Aalter, Vlaanderen - Oost-Vlaanderen
- Naam
- De Teerling, Molen De Smet, Molen Lambrecht
- Ligging
- Bellemstraat 59
0880 Aalter
noordzijde
zuidelijke uiteinde Teerlingstraat
300 m NO v.d. kerk
kadasterperceel C144h
Vlaanderen - Oost-Vlaanderen
- Gebouwd
- 1842
- Verdwenen
- 1940 - 17 nov., brand / 1969, sloop romp
- Type
- Stenen grondzeiler
- Functie
- Korenmolen
- Bescherming
- ---,
- Database nummer
- 2293
Karakteristiek
Beschrijving / geschiedenis
De Teerling of Molen De Smet (naar de uitbater) was een stenen graanwindmolen, type grondzeiler, op enige afstand ten noorden van de Bellemstraat 59, op het zuidelijk uiteinde van de nieuwe Teerlingstraat, op de wijk Dauweling Teerlink, op 300 meter ten noordoosten van de kerk. Hij stond ten noordwesten van de villa van notaris Goeminne in de Bellemstraat, tussen de Grote en de Kleine Warande.
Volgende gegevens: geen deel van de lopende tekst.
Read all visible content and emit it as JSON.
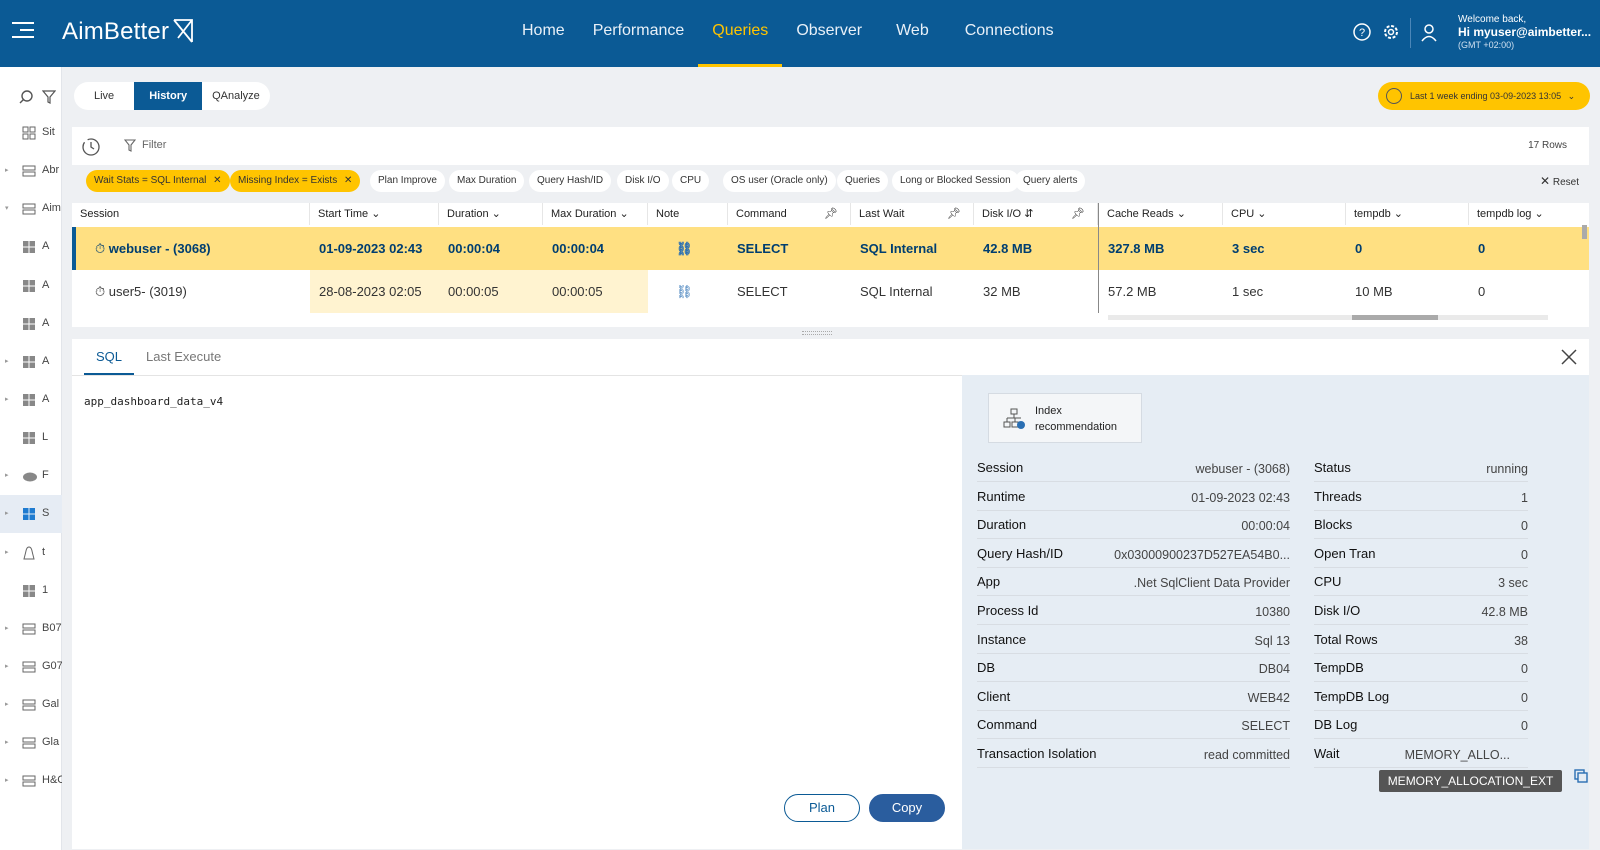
{
  "app": {
    "brand": "AimBetter",
    "nav": [
      "Home",
      "Performance",
      "Queries",
      "Observer",
      "Web",
      "Connections"
    ],
    "active_nav": "Queries",
    "user": {
      "welcome": "Welcome back,",
      "name": "Hi myuser@aimbetter...",
      "tz": "(GMT +02:00)"
    }
  },
  "sidebar": {
    "items": [
      {
        "label": "Sit",
        "icon": "grid-icon",
        "arrow": ""
      },
      {
        "label": "Abr",
        "icon": "server-icon",
        "arrow": "▸"
      },
      {
        "label": "Aim",
        "icon": "server-icon",
        "arrow": "▾"
      },
      {
        "label": "A",
        "icon": "windows-icon",
        "arrow": ""
      },
      {
        "label": "A",
        "icon": "windows-icon",
        "arrow": ""
      },
      {
        "label": "A",
        "icon": "windows-icon",
        "arrow": ""
      },
      {
        "label": "A",
        "icon": "windows-icon",
        "arrow": "▸"
      },
      {
        "label": "A",
        "icon": "windows-icon",
        "arrow": "▸"
      },
      {
        "label": "L",
        "icon": "windows-icon",
        "arrow": ""
      },
      {
        "label": "F",
        "icon": "aws-icon",
        "arrow": "▸"
      },
      {
        "label": "S",
        "icon": "windows-icon",
        "arrow": "▸"
      },
      {
        "label": "t",
        "icon": "linux-icon",
        "arrow": "▸"
      },
      {
        "label": "1",
        "icon": "windows-icon",
        "arrow": ""
      },
      {
        "label": "B07",
        "icon": "server-icon",
        "arrow": "▸"
      },
      {
        "label": "G07",
        "icon": "server-icon",
        "arrow": "▸"
      },
      {
        "label": "Gal",
        "icon": "server-icon",
        "arrow": "▸"
      },
      {
        "label": "Gla",
        "icon": "server-icon",
        "arrow": "▸"
      },
      {
        "label": "H&C",
        "icon": "server-icon",
        "arrow": "▸"
      }
    ]
  },
  "modes": {
    "live": "Live",
    "history": "History",
    "qanalyze": "QAnalyze"
  },
  "time_range": "Last 1 week ending  03-09-2023 13:05",
  "toolbar": {
    "filter": "Filter",
    "rows": "17 Rows"
  },
  "chips": [
    {
      "label": "Wait Stats = SQL Internal",
      "active": true
    },
    {
      "label": "Missing Index = Exists",
      "active": true
    },
    {
      "label": "Plan Improve",
      "active": false
    },
    {
      "label": "Max Duration",
      "active": false
    },
    {
      "label": "Query Hash/ID",
      "active": false
    },
    {
      "label": "Disk I/O",
      "active": false
    },
    {
      "label": "CPU",
      "active": false
    },
    {
      "label": "OS user (Oracle only)",
      "active": false
    },
    {
      "label": "Queries",
      "active": false
    },
    {
      "label": "Long or Blocked Session",
      "active": false
    },
    {
      "label": "Query alerts",
      "active": false
    }
  ],
  "reset": "Reset",
  "table": {
    "headers": [
      "Session",
      "Start Time",
      "Duration",
      "Max Duration",
      "Note",
      "Command",
      "Last Wait",
      "Disk I/O",
      "Cache Reads",
      "CPU",
      "tempdb",
      "tempdb log"
    ],
    "rows": [
      {
        "session": "webuser - (3068)",
        "start": "01-09-2023 02:43",
        "duration": "00:00:04",
        "max": "00:00:04",
        "command": "SELECT",
        "wait": "SQL Internal",
        "disk": "42.8 MB",
        "cache": "327.8 MB",
        "cpu": "3 sec",
        "tempdb": "0",
        "tlog": "0"
      },
      {
        "session": "user5- (3019)",
        "start": "28-08-2023 02:05",
        "duration": "00:00:05",
        "max": "00:00:05",
        "command": "SELECT",
        "wait": "SQL Internal",
        "disk": "32 MB",
        "cache": "57.2 MB",
        "cpu": "1 sec",
        "tempdb": "10 MB",
        "tlog": "0"
      }
    ]
  },
  "detail": {
    "tabs": [
      "SQL",
      "Last Execute"
    ],
    "sql": "app_dashboard_data_v4",
    "plan": "Plan",
    "copy": "Copy",
    "index_btn": [
      "Index",
      "recommendation"
    ],
    "left": [
      [
        "Session",
        "webuser - (3068)"
      ],
      [
        "Runtime",
        "01-09-2023 02:43"
      ],
      [
        "Duration",
        "00:00:04"
      ],
      [
        "Query Hash/ID",
        "0x03000900237D527EA54B0..."
      ],
      [
        "App",
        ".Net SqlClient Data Provider"
      ],
      [
        "Process Id",
        "10380"
      ],
      [
        "Instance",
        "Sql 13"
      ],
      [
        "DB",
        "DB04"
      ],
      [
        "Client",
        "WEB42"
      ],
      [
        "Command",
        "SELECT"
      ],
      [
        "Transaction Isolation",
        "read committed"
      ]
    ],
    "right": [
      [
        "Status",
        "running"
      ],
      [
        "Threads",
        "1"
      ],
      [
        "Blocks",
        "0"
      ],
      [
        "Open Tran",
        "0"
      ],
      [
        "CPU",
        "3 sec"
      ],
      [
        "Disk I/O",
        "42.8 MB"
      ],
      [
        "Total Rows",
        "38"
      ],
      [
        "TempDB",
        "0"
      ],
      [
        "TempDB Log",
        "0"
      ],
      [
        "DB Log",
        "0"
      ],
      [
        "Wait",
        "MEMORY_ALLO..."
      ]
    ],
    "tooltip": "MEMORY_ALLOCATION_EXT"
  }
}
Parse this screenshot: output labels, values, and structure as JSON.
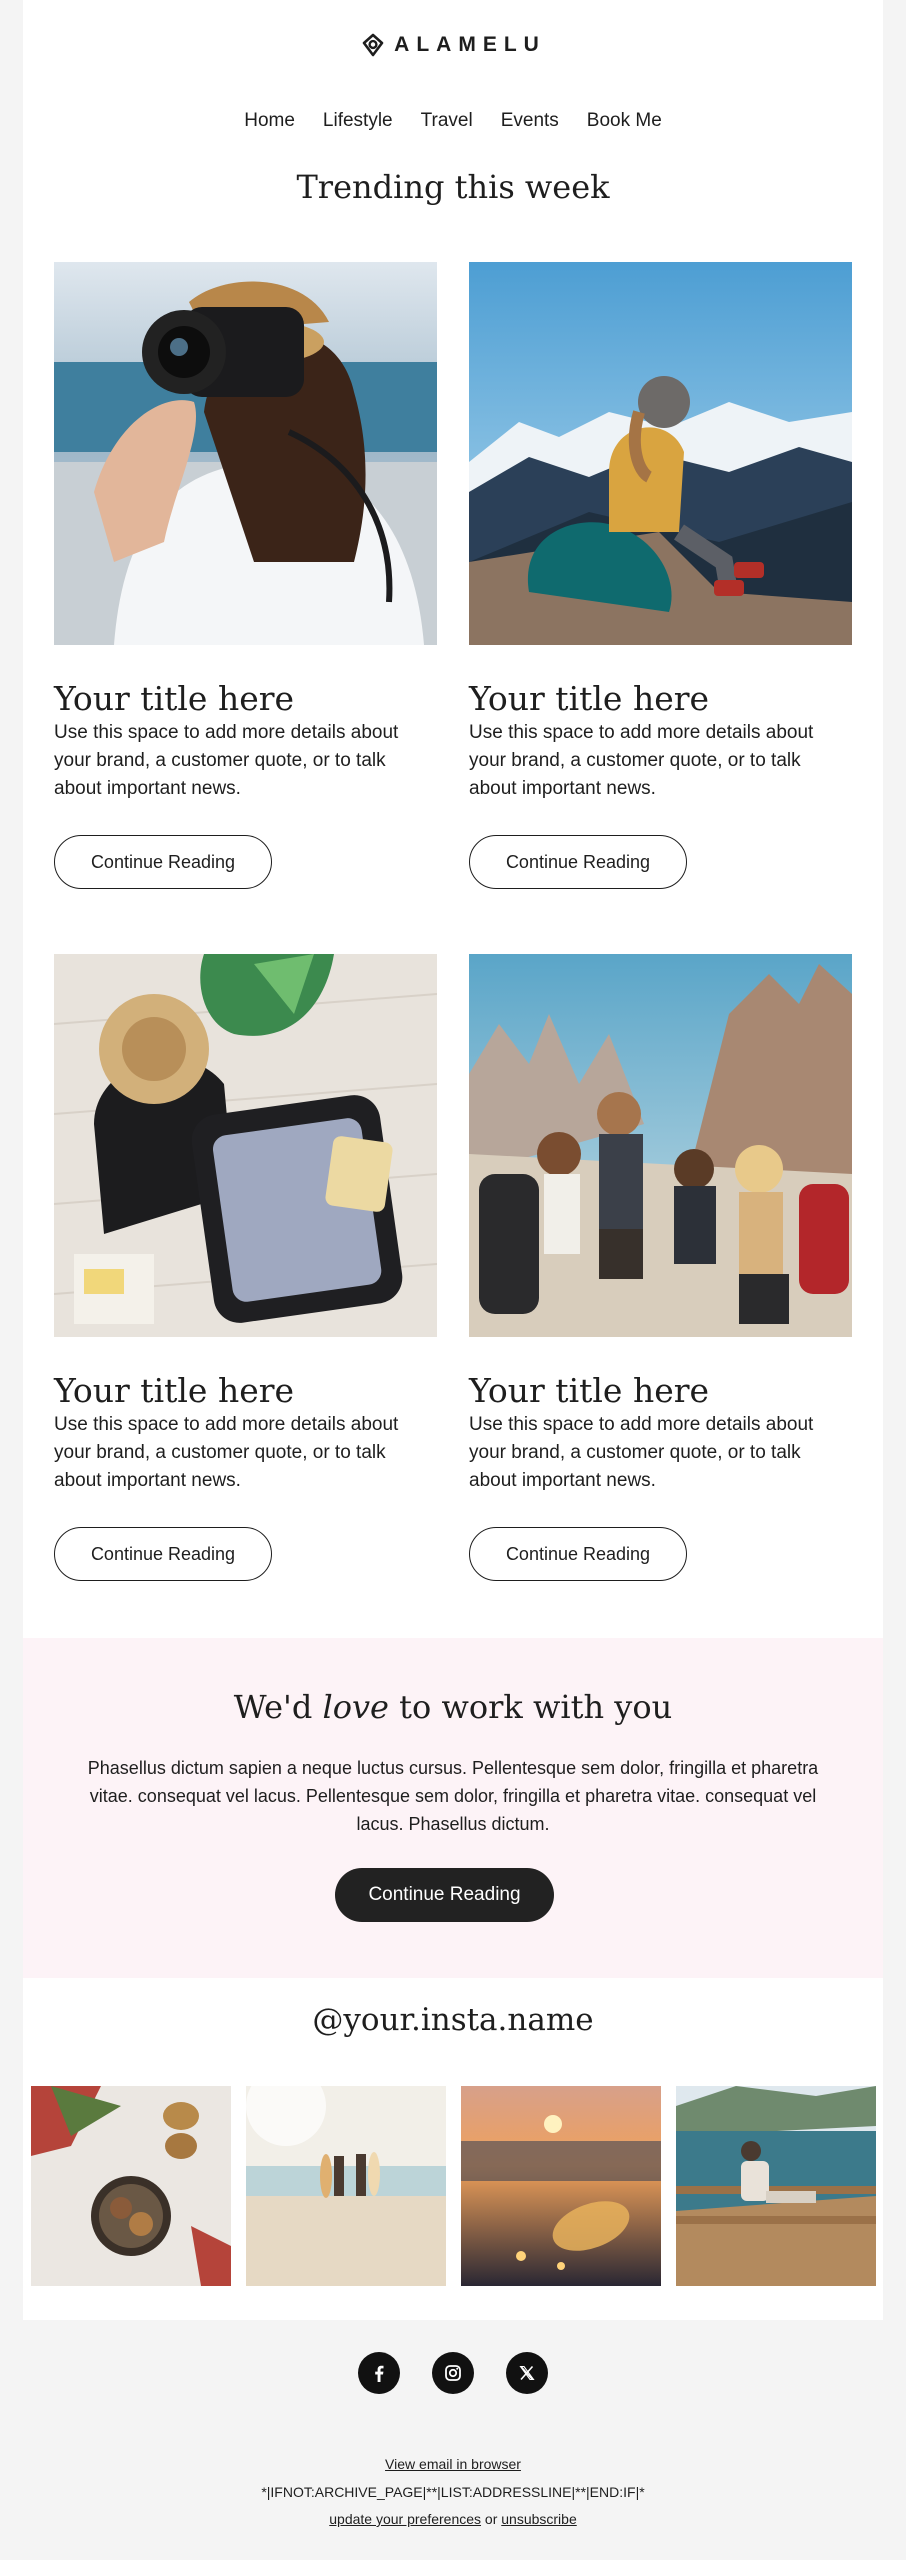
{
  "brand": {
    "name": "ALAMELU"
  },
  "nav": [
    "Home",
    "Lifestyle",
    "Travel",
    "Events",
    "Book Me"
  ],
  "headline": "Trending this week",
  "articles": [
    {
      "title": "Your title here",
      "body": "Use this space to add more details about your brand, a customer quote, or to talk about important news.",
      "button": "Continue Reading",
      "image": "photographer-with-camera"
    },
    {
      "title": "Your title here",
      "body": "Use this space to add more details about your brand, a customer quote, or to talk about important news.",
      "button": "Continue Reading",
      "image": "hiker-on-mountain"
    },
    {
      "title": "Your title here",
      "body": "Use this space to add more details about your brand, a customer quote, or to talk about important news.",
      "button": "Continue Reading",
      "image": "packed-suitcase"
    },
    {
      "title": "Your title here",
      "body": "Use this space to add more details about your brand, a customer quote, or to talk about important news.",
      "button": "Continue Reading",
      "image": "friends-hiking"
    }
  ],
  "cta": {
    "title_before": "We'd ",
    "title_emphasis": "love",
    "title_after": " to work with you",
    "body": "Phasellus dictum sapien a neque luctus cursus. Pellentesque sem dolor, fringilla et pharetra vitae. consequat vel lacus. Pellentesque sem dolor, fringilla et pharetra vitae. consequat vel lacus. Phasellus dictum.",
    "button": "Continue Reading",
    "background": "#fdf3f7"
  },
  "instagram": {
    "handle": "@your.insta.name",
    "photos": [
      "food-bowl",
      "surfers-beach",
      "sunset-jar",
      "dock-bench"
    ]
  },
  "social": [
    "facebook-icon",
    "instagram-icon",
    "x-icon"
  ],
  "footer": {
    "view_in_browser": "View email in browser",
    "merge_tag": "*|IFNOT:ARCHIVE_PAGE|**|LIST:ADDRESSLINE|**|END:IF|*",
    "preferences": "update your preferences",
    "or": " or ",
    "unsubscribe": "unsubscribe"
  },
  "colors": {
    "page_bg": "#f4f4f4",
    "text": "#1e1e1e",
    "button_dark": "#222222",
    "cta_bg": "#fdf3f7"
  }
}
De molen stond op één van de hoogste plaatsen van Aalter (23 meter), op amper 200 meter zuidoostwaarts van de Teerlingmolen, waarvan de romp nog bestaat.
De Molen op de Teerling werd opgericht in 1842 mits toelating van de Permanente Deputatie van de Proviciale Raad van Oost-Vlaanderen op 9 augustus 1842 aan Jan Napoleon De Vreeze - Van Oothegem, molenaar te Aalter.
Hij kon evenwel niet lang van zijn molen genieten: hij overleed in 1845. Zijn weduwe hertrouwde met Ferdinand De Turf.
We zien hem aangeduid op de kadastrale kaart van P.C. Popp (ca. 1850) met het ronde grondvlak van de stenen molen.
Ferdinand De Smet, olieslager op de nabijgelegen Teerlingmolen, waarvan de romp nog bestaat, kocht in 1866 de "De Teerling" aan.
Opoeenvolgende eigenaars:
- 1842, opbouw: De Vreeze-Van Oothegem Jan Napoleon (+1845), molenaar te Aalter
- na 1845: de weduwe van Jan Napoleon De Vreeze hertrouwde met De Turf Ferdinand
- 03.03.1866, verkoop: De Smet - De Roo Ferdinand, olieslager te Aalter (notaris Goeminne)
- 17.10.1895, erfenis: en de kinderen (overlijden van vrouw De Roo)
- 07.04.1896, erfenis: de kinderen (overlijden van Ferdinand De Smet)
- 02.11.1920, deling: a) De Smet Felix Alphonse Henri, b) De Smet Hippoliet Felix, c) De Smet Marie Mathilde, d) De Smet Camille Louis Joseph en e) De Smet Marie Irma Antoinette (notaris Herteleer)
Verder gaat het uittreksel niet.